Ambiguity in Legal Interpretation: William Eskridge's Response
1. I have argued in both historical work (101 Colum. L. Rev. 999) and empirical work (96 Geo. L.J. 1083) that judges applying textual plain meanings or finding ambiguities are influenced by their personal or political preferences and (relatedly) by normative concerns, at least in the "hard cases" SCOTUS hears. Does the authors' study confirm some evrsion of this idea? I am not sure.
2. The methodology for the questions seems to me to invite normativity from respondents: The authors repeatedly ask which reading of the statute is "better". I have no idea how a first-year law student would understand this kind of inquiry; I'd understand it as asking me to see "ambiguity" (or whatever) as a normative rather than a purely descriptive endeavor. It is hard for me to tell how serious a concern this is.
3. Using criminal statutes may muddy the experiment in several ways, as the authors discuss and maybe in one additional way. When I was a first-year law student, I was aware that criminal statutes were supposed to be construed in favor of the defendant; some students may know this, and that kind of knowledge may make questions about "ambiguity" ambiguous. Probably a minor concern, but it bugs me.
4. Can we generalize from first-year law students (taking the survey) to judges (who decide cases)? At this point, I do not see why we should make that leap. Judges know a lot more than law students, and they have been socialized into legal thinking; additionally, their decisions are accountable to critical scrutiny from other judges, from the press, from academics, and (for many state judges) from the public/voters. Are judges more "disciplined" in fencing out norms? I do not think so, and my empirical work suggests not, but I do not see how surveys of law students offer conclusive (or even strong) evidence about judges.
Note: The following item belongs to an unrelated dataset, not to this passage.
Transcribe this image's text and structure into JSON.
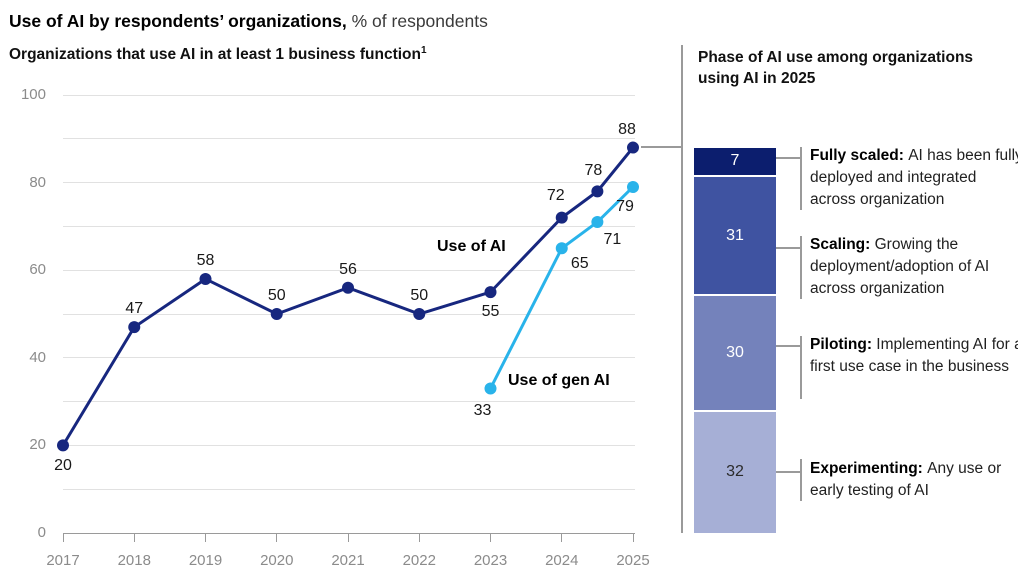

5. I am intrigued by the authors' finding that law students were less likely to bend text to reflect their preferences when the question concerned external meaning rather than their own understanding of meaning. For the reasons noted above, I am not sure the authors have proven this, but it is a neat hypothesis. It does strike me that older, legally savvy judges might not be so much influenced by the wording of the inquiry, however.
6. How best to prevent judges (not just law students!) from importing their preferences into judgments about plain meaning/ambiguity? This may be an impossible task, but if some headway can be made against this tendency, there is empirical work suggesting one source as potentially constraining. Jim Brudney and Corey Ditslear have done important empirical work arguing that considering legislative history, and not just text and textual canons, actually counterbalances political preference. They have an article in Judicature making this point, and perhaps more recent articles.
Anyway, this is an area for fruitful inquiry. Thanks to the convenors and the authors.